Aménager ses conditions et contraintes professionnelles pour former à la durabilité
Site: | Moodle UVED |
Cours: | Éduquer pour former à/en/par l'anthropocène |
Livre: | Aménager ses conditions et contraintes professionnelles pour former à la durabilité |
Imprimé par: | Visiteur anonyme |
Date: | samedi 23 novembre 2024, 10:38 |
Description
1. A propos de la séquence
Acquis d'apprentissage
- Connaitre l'échelle des codéterminations didactiques
- Analyser un enseignement en utilisant cet outil
Durée de la séquence
- 20 min
2. Un outil d'enquête : l'échelle des niveaux de codétermination didactique
L'échelle des niveaux de codétermination didactique a été développée dans le cadre des recherches menées à partir de la théorie anthropologique du didactique formulée par Yves Chevallard (1999).

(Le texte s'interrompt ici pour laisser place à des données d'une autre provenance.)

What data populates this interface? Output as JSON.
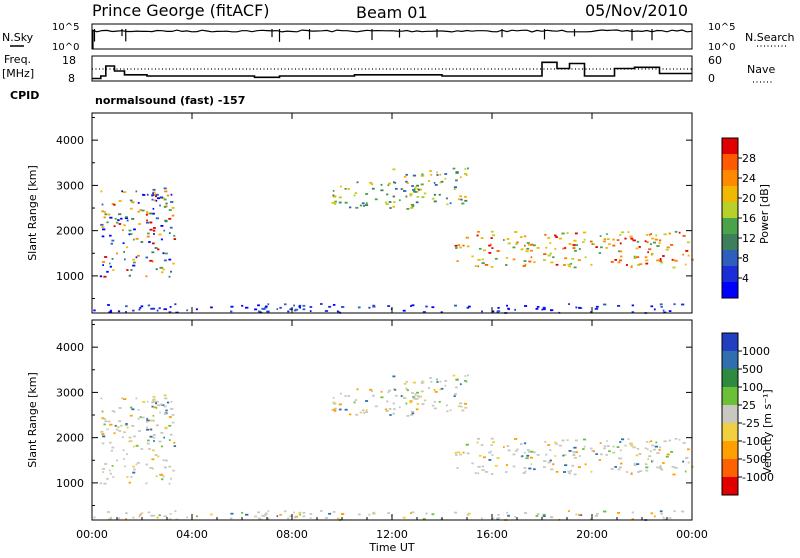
{
  "header": {
    "station": "Prince George (fitACF)",
    "beam": "Beam 01",
    "date": "05/Nov/2010"
  },
  "sky_panel": {
    "left_label": "N.Sky",
    "right_label": "N.Search",
    "left_ticks": [
      "10^5",
      "10^0"
    ],
    "right_ticks": [
      "10^5",
      "10^0"
    ]
  },
  "freq_panel": {
    "left_label_1": "Freq.",
    "left_label_2": "[MHz]",
    "right_label": "Nave",
    "left_ticks": [
      "18",
      "8"
    ],
    "right_ticks": [
      "60",
      "0"
    ],
    "cpid_label": "CPID",
    "cpid_text": "normalsound (fast) -157",
    "freq_steps": [
      [
        0,
        9
      ],
      [
        0.35,
        10
      ],
      [
        0.55,
        14
      ],
      [
        0.9,
        12
      ],
      [
        1.3,
        10.5
      ],
      [
        2.2,
        10
      ],
      [
        6.5,
        9.5
      ],
      [
        7.5,
        10
      ],
      [
        9,
        10
      ],
      [
        10.5,
        10.5
      ],
      [
        14,
        10
      ],
      [
        18,
        15.5
      ],
      [
        18.6,
        13
      ],
      [
        19.1,
        15
      ],
      [
        19.7,
        10
      ],
      [
        20.9,
        13
      ],
      [
        21.7,
        13.5
      ],
      [
        22.7,
        11
      ],
      [
        24,
        11
      ]
    ],
    "nave_dotted": 30
  },
  "chart_data": [
    {
      "type": "heatmap",
      "name": "power",
      "ylabel": "Slant Range [km]",
      "xlabel": "",
      "xlim": [
        0,
        24
      ],
      "ylim": [
        180,
        4600
      ],
      "yticks": [
        "1000",
        "2000",
        "3000",
        "4000"
      ],
      "colorbar": {
        "label": "Power [dB]",
        "ticks": [
          "4",
          "8",
          "12",
          "16",
          "20",
          "24",
          "28"
        ],
        "colors": [
          "#0000ff",
          "#1a2ed8",
          "#2f5fbd",
          "#3c7f5a",
          "#4aa24a",
          "#b8d12a",
          "#f0b800",
          "#ff8a00",
          "#ff5a00",
          "#e00000"
        ]
      },
      "echo_bands": [
        {
          "t": [
            0.3,
            3.3
          ],
          "r": [
            1000,
            2900
          ],
          "level": "mixed"
        },
        {
          "t": [
            1.8,
            2.9
          ],
          "r": [
            2600,
            3000
          ],
          "level": "low"
        },
        {
          "t": [
            9.5,
            13.3
          ],
          "r": [
            2500,
            3100
          ],
          "level": "mid"
        },
        {
          "t": [
            12,
            15
          ],
          "r": [
            2600,
            3400
          ],
          "level": "mid"
        },
        {
          "t": [
            14.5,
            24
          ],
          "r": [
            1200,
            2000
          ],
          "level": "high"
        },
        {
          "t": [
            0,
            24
          ],
          "r": [
            200,
            400
          ],
          "level": "low"
        }
      ]
    },
    {
      "type": "heatmap",
      "name": "velocity",
      "ylabel": "Slant Range [km]",
      "xlabel": "Time UT",
      "xlim": [
        0,
        24
      ],
      "ylim": [
        180,
        4600
      ],
      "yticks": [
        "1000",
        "2000",
        "3000",
        "4000"
      ],
      "xticks": [
        "00:00",
        "04:00",
        "08:00",
        "12:00",
        "16:00",
        "20:00",
        "00:00"
      ],
      "colorbar": {
        "label": "Velocity [m s-1]",
        "ticks": [
          "1000",
          "500",
          "100",
          "25",
          "-25",
          "-100",
          "-500",
          "-1000"
        ],
        "colors": [
          "#2040c0",
          "#2f6fb0",
          "#2e8a3e",
          "#6cc038",
          "#c8c8c0",
          "#f0d040",
          "#ffa000",
          "#ff6000",
          "#e00000"
        ]
      }
    }
  ]
}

Cette approche théorique propose de considérer les interactions sociales qui mettent en jeu à quelque degré que ce soit l'apprentissage de quelque chose.

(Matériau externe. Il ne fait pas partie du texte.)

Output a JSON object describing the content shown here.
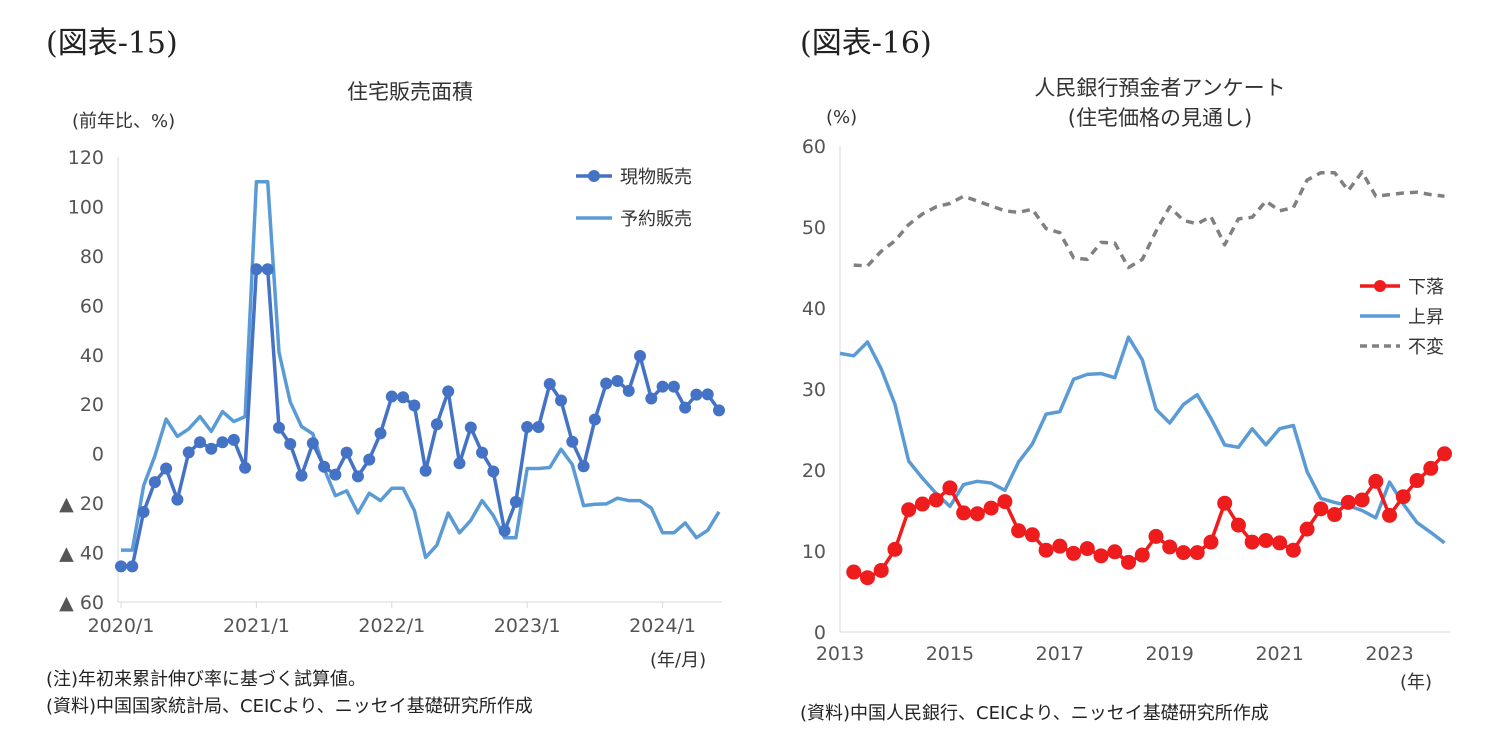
{
  "charts": [
    {
      "fig_label": "(図表-15)",
      "title": "住宅販売面積",
      "unit_label": "(前年比、%)",
      "x_unit_label": "(年/月)",
      "notes": [
        "(注)年初来累計伸び率に基づく試算値。",
        "(資料)中国国家統計局、CEICより、ニッセイ基礎研究所作成"
      ]
    },
    {
      "fig_label": "(図表-16)",
      "title_lines": [
        "人民銀行預金者アンケート",
        "(住宅価格の見通し)"
      ],
      "unit_label": "(%)",
      "x_unit_label": "(年)",
      "notes": [
        "(資料)中国人民銀行、CEICより、ニッセイ基礎研究所作成"
      ]
    }
  ],
  "chart_data": [
    {
      "type": "line",
      "title": "住宅販売面積",
      "ylabel": "(前年比、%)",
      "xlabel": "(年/月)",
      "ylim": [
        -60,
        120
      ],
      "yticks": [
        120,
        100,
        80,
        60,
        40,
        20,
        0,
        -20,
        -40,
        -60
      ],
      "ytick_labels": [
        "120",
        "100",
        "80",
        "60",
        "40",
        "20",
        "0",
        "▲ 20",
        "▲ 40",
        "▲ 60"
      ],
      "xtick_labels": [
        "2020/1",
        "2021/1",
        "2022/1",
        "2023/1",
        "2024/1"
      ],
      "xtick_index": [
        0,
        12,
        24,
        36,
        48
      ],
      "n_points": 54,
      "grid": false,
      "legend_position": "top-right",
      "series": [
        {
          "name": "現物販売",
          "color": "#4472c4",
          "marker": "circle",
          "values": [
            -45.6,
            -45.6,
            -23.6,
            -11.5,
            -6,
            -18.6,
            0.5,
            4.6,
            2,
            4.6,
            5.6,
            -5.7,
            74.6,
            74.6,
            10.5,
            3.9,
            -8.9,
            4.2,
            -5.3,
            -8.5,
            0.4,
            -9.2,
            -2.4,
            8.2,
            23.1,
            22.8,
            19.5,
            -6.9,
            11.9,
            25.2,
            -3.9,
            10.6,
            0.4,
            -7.2,
            -31.2,
            -19.5,
            10.8,
            10.8,
            28.2,
            21.5,
            4.8,
            -5.1,
            13.8,
            28.4,
            29.4,
            25.4,
            39.5,
            22.3,
            27.1,
            27.1,
            18.6,
            23.9,
            24,
            17.5
          ]
        },
        {
          "name": "予約販売",
          "color": "#5b9bd5",
          "marker": "none",
          "values": [
            -39,
            -39,
            -13,
            -1,
            14,
            7,
            10,
            15,
            9,
            17,
            13,
            15,
            110,
            110,
            41,
            21,
            11,
            8,
            -6,
            -17,
            -15,
            -24,
            -16,
            -19,
            -14,
            -14,
            -23,
            -42,
            -37,
            -24,
            -32,
            -27,
            -19,
            -25,
            -34,
            -34,
            -6,
            -6,
            -5.6,
            1.8,
            -4.4,
            -21,
            -20.5,
            -20.3,
            -18,
            -19,
            -19,
            -22,
            -32,
            -32,
            -28,
            -34,
            -31,
            -23.5
          ]
        }
      ]
    },
    {
      "type": "line",
      "title": "人民銀行預金者アンケート (住宅価格の見通し)",
      "ylabel": "(%)",
      "xlabel": "(年)",
      "ylim": [
        0,
        60
      ],
      "yticks": [
        0,
        10,
        20,
        30,
        40,
        50,
        60
      ],
      "xtick_labels": [
        "2013",
        "2015",
        "2017",
        "2019",
        "2021",
        "2023"
      ],
      "xtick_values": [
        2013,
        2015,
        2017,
        2019,
        2021,
        2023
      ],
      "xlim": [
        2013,
        2024.1
      ],
      "grid": false,
      "legend_position": "right",
      "series": [
        {
          "name": "下落",
          "color": "#ee1c1c",
          "marker": "circle",
          "dash": "solid",
          "x": [
            2013.25,
            2013.5,
            2013.75,
            2014,
            2014.25,
            2014.5,
            2014.75,
            2015,
            2015.25,
            2015.5,
            2015.75,
            2016,
            2016.25,
            2016.5,
            2016.75,
            2017,
            2017.25,
            2017.5,
            2017.75,
            2018,
            2018.25,
            2018.5,
            2018.75,
            2019,
            2019.25,
            2019.5,
            2019.75,
            2020,
            2020.25,
            2020.5,
            2020.75,
            2021,
            2021.25,
            2021.5,
            2021.75,
            2022,
            2022.25,
            2022.5,
            2022.75,
            2023,
            2023.25,
            2023.5,
            2023.75,
            2024
          ],
          "values": [
            7.4,
            6.7,
            7.6,
            10.2,
            15.1,
            15.8,
            16.3,
            17.8,
            14.7,
            14.6,
            15.3,
            16.1,
            12.5,
            12,
            10.1,
            10.6,
            9.7,
            10.3,
            9.4,
            9.9,
            8.6,
            9.5,
            11.8,
            10.5,
            9.8,
            9.8,
            11.1,
            15.9,
            13.2,
            11.1,
            11.3,
            11,
            10.1,
            12.7,
            15.2,
            14.5,
            16,
            16.3,
            18.6,
            14.4,
            16.7,
            18.7,
            20.2,
            22
          ]
        },
        {
          "name": "上昇",
          "color": "#5b9bd5",
          "marker": "none",
          "dash": "solid",
          "x": [
            2013,
            2013.25,
            2013.5,
            2013.75,
            2014,
            2014.25,
            2014.5,
            2014.75,
            2015,
            2015.25,
            2015.5,
            2015.75,
            2016,
            2016.25,
            2016.5,
            2016.75,
            2017,
            2017.25,
            2017.5,
            2017.75,
            2018,
            2018.25,
            2018.5,
            2018.75,
            2019,
            2019.25,
            2019.5,
            2019.75,
            2020,
            2020.25,
            2020.5,
            2020.75,
            2021,
            2021.25,
            2021.5,
            2021.75,
            2022,
            2022.25,
            2022.5,
            2022.75,
            2023,
            2023.25,
            2023.5,
            2023.75,
            2024
          ],
          "values": [
            34.4,
            34.1,
            35.8,
            32.5,
            28.1,
            21.1,
            19,
            17.1,
            15.5,
            18.2,
            18.6,
            18.4,
            17.5,
            21,
            23.2,
            26.9,
            27.2,
            31.2,
            31.8,
            31.9,
            31.4,
            36.4,
            33.6,
            27.5,
            25.8,
            28.1,
            29.3,
            26.4,
            23.1,
            22.8,
            25.1,
            23.1,
            25.1,
            25.5,
            19.8,
            16.5,
            16,
            15.6,
            15,
            14.1,
            18.5,
            15.8,
            13.5,
            12.3,
            11
          ]
        },
        {
          "name": "不変",
          "color": "#808080",
          "marker": "none",
          "dash": "dashed",
          "x": [
            2013.25,
            2013.5,
            2013.75,
            2014,
            2014.25,
            2014.5,
            2014.75,
            2015,
            2015.25,
            2015.5,
            2015.75,
            2016,
            2016.25,
            2016.5,
            2016.75,
            2017,
            2017.25,
            2017.5,
            2017.75,
            2018,
            2018.25,
            2018.5,
            2018.75,
            2019,
            2019.25,
            2019.5,
            2019.75,
            2020,
            2020.25,
            2020.5,
            2020.75,
            2021,
            2021.25,
            2021.5,
            2021.75,
            2022,
            2022.25,
            2022.5,
            2022.75,
            2023,
            2023.25,
            2023.5,
            2023.75,
            2024
          ],
          "values": [
            45.3,
            45.2,
            47,
            48.3,
            50.3,
            51.6,
            52.5,
            52.9,
            53.8,
            53.2,
            52.6,
            52,
            51.8,
            52.2,
            49.8,
            49.3,
            46.2,
            46,
            48.1,
            48,
            45,
            46,
            49.5,
            52.5,
            50.8,
            50.4,
            51.3,
            47.8,
            51,
            51.2,
            53.2,
            52,
            52.4,
            55.8,
            56.7,
            56.7,
            54.5,
            56.8,
            53.8,
            54,
            54.2,
            54.3,
            54,
            53.8
          ]
        }
      ]
    }
  ]
}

Il y a du didactique, avons-nous indiqué, en toute situation sociale dans laquelle quelque instance (personne ou institution) envisage de faire (ou fait) quelque chose afin de faire que quelque instance apprenne quelque chose. Le didactique, son économie et son écologie sont l’objet d’étude même de la science didactique. » (Chevallard & Ladage, 2011).
Une telle approche conduit à prendre du recul par rapport aux institutions et à la manière dont celle-ci structurent les savoirs pour réfléchir en profondeur les conditions et les pratiques qui permettent - ou non - de développer des apprentissages.
— Yves Chevallard
L’échelle des niveaux de codétermination didactique est un outil d'enquête pour penser comment les différents niveaux de la société déterminent les systèmes didactiques (là où se fait concrètement l'apprentissage de l'étudiant) en définissant des ensembles de conditions (négociables) et de contraintes (imposées). Il faut noter que cette échelle n'est pas hiérarchisée, dans le sens où chaque niveau est potentiellement aussi important que l'autre. Certaines contraintes peuvent ainsi émerger à un niveau très spécifique mais se révéler particulièrement déterminantes, à partir de là, elles peuvent aussi se diffuser dans d'autres institutions de la société.

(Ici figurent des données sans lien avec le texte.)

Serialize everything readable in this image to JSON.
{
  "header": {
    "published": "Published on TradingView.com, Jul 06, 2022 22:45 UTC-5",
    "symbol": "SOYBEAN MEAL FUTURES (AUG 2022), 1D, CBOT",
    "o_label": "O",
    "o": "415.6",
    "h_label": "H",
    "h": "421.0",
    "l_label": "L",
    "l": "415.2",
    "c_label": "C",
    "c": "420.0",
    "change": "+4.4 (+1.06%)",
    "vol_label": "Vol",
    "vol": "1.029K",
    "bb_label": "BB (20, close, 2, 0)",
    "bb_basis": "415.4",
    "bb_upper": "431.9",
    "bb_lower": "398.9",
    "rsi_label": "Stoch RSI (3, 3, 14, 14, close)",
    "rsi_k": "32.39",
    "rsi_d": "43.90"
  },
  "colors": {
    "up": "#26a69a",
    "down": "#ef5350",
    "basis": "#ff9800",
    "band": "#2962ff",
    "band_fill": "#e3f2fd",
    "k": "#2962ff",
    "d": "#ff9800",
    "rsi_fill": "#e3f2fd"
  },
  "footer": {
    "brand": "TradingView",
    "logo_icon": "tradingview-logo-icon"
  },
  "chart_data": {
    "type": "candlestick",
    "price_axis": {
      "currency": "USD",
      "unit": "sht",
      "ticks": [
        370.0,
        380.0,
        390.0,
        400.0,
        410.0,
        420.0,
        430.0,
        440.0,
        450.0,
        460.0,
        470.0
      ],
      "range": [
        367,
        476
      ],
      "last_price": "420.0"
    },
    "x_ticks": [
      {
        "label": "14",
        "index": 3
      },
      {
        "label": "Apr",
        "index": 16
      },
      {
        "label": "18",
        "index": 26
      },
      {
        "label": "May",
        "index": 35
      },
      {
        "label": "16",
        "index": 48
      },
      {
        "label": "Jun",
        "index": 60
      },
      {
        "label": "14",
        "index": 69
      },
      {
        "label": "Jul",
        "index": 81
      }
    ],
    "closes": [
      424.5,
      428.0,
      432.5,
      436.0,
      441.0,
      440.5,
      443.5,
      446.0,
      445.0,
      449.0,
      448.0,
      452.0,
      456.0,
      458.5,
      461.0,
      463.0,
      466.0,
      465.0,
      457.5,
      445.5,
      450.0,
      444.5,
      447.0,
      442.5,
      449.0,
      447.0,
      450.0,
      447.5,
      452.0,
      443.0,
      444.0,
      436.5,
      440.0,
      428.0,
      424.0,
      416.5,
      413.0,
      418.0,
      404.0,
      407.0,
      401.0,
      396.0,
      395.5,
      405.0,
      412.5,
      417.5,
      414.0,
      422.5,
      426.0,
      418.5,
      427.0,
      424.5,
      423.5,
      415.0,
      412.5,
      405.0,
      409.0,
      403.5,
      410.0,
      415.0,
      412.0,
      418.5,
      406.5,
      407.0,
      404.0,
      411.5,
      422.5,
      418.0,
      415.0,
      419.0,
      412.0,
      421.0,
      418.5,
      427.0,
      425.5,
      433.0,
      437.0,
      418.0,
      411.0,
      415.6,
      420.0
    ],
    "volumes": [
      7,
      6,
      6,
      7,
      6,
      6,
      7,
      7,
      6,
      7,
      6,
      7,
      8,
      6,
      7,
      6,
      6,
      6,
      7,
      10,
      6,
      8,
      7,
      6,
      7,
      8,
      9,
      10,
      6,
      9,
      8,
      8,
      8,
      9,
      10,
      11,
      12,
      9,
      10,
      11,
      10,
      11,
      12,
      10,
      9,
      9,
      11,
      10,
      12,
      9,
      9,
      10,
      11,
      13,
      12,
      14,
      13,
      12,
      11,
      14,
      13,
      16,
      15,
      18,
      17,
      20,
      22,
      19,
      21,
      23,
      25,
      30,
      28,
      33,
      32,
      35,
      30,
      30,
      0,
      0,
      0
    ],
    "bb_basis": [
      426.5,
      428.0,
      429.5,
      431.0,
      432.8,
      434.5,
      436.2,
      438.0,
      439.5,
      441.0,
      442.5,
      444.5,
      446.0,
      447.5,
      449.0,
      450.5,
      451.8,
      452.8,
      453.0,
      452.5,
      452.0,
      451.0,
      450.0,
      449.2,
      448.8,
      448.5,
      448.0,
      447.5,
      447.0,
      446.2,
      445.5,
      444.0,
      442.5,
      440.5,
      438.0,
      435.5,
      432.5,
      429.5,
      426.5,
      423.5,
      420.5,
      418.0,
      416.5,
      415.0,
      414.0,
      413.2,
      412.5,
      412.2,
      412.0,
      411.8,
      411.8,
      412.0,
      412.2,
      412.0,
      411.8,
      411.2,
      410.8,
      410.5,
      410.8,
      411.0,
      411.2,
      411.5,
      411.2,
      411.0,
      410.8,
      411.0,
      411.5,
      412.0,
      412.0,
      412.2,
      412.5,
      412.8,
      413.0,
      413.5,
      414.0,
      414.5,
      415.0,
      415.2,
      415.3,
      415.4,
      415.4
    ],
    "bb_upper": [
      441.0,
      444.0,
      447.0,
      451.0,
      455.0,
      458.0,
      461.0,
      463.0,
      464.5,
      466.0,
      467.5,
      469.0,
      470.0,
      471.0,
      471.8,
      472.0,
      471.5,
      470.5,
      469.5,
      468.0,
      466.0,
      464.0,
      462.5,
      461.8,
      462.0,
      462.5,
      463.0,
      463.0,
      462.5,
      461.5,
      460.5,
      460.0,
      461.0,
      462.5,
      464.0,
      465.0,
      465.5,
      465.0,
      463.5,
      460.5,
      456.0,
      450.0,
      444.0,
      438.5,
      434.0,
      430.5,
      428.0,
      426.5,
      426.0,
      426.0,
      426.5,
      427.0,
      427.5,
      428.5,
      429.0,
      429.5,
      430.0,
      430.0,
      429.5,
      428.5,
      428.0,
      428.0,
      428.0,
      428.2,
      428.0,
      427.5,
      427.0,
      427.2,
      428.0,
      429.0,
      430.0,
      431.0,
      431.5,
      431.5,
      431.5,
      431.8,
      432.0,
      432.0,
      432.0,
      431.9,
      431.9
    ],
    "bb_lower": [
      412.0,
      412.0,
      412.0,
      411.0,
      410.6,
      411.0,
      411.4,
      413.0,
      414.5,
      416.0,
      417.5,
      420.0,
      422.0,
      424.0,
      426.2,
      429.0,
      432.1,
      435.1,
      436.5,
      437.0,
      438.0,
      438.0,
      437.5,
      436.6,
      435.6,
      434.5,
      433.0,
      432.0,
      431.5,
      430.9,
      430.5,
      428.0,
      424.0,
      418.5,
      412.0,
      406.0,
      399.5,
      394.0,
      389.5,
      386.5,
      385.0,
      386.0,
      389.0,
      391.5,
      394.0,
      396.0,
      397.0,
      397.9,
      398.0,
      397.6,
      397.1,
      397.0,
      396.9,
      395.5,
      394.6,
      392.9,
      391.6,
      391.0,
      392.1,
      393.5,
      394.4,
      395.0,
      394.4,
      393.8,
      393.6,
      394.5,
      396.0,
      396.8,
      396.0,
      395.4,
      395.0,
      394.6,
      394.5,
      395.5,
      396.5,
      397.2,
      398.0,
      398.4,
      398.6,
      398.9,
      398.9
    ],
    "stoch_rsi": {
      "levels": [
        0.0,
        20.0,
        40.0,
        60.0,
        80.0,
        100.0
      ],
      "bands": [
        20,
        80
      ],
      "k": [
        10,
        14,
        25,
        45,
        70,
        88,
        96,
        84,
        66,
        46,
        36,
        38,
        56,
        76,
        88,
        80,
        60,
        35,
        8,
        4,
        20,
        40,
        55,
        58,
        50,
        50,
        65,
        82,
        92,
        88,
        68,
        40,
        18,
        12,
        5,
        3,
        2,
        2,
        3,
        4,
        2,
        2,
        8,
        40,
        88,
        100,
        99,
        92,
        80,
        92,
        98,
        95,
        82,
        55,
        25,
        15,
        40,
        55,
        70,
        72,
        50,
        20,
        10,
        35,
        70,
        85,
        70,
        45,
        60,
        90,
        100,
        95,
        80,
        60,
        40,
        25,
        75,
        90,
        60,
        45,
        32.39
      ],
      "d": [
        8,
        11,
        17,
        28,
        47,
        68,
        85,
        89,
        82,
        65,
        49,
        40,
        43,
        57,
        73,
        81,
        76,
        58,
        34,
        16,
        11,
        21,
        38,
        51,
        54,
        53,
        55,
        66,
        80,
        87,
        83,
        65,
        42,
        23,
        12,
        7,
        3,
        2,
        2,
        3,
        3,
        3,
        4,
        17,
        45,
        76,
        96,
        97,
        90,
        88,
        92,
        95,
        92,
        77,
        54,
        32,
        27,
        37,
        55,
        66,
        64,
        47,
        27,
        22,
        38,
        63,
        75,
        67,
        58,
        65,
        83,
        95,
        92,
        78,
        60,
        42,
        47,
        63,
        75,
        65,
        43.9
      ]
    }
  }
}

Source : repris par l'auteur d'après Chevallard et Ladage (2011)
L'échelle donnée dans ce schéma est indicative et le choix des niveaux retenus est à adapter en fonction des situations considérées. Par exemple, quand on parle d'Ecole, on veut par-là désigner les institutions reconnues par une société donnée pour accompagner des apprentissages. De la même façon, la notion de « discipline » est à comprendre comme le produit de choix pédagogiques de découpage du savoir, un système de normes et de frontières propres à une ou plusieurs institutions.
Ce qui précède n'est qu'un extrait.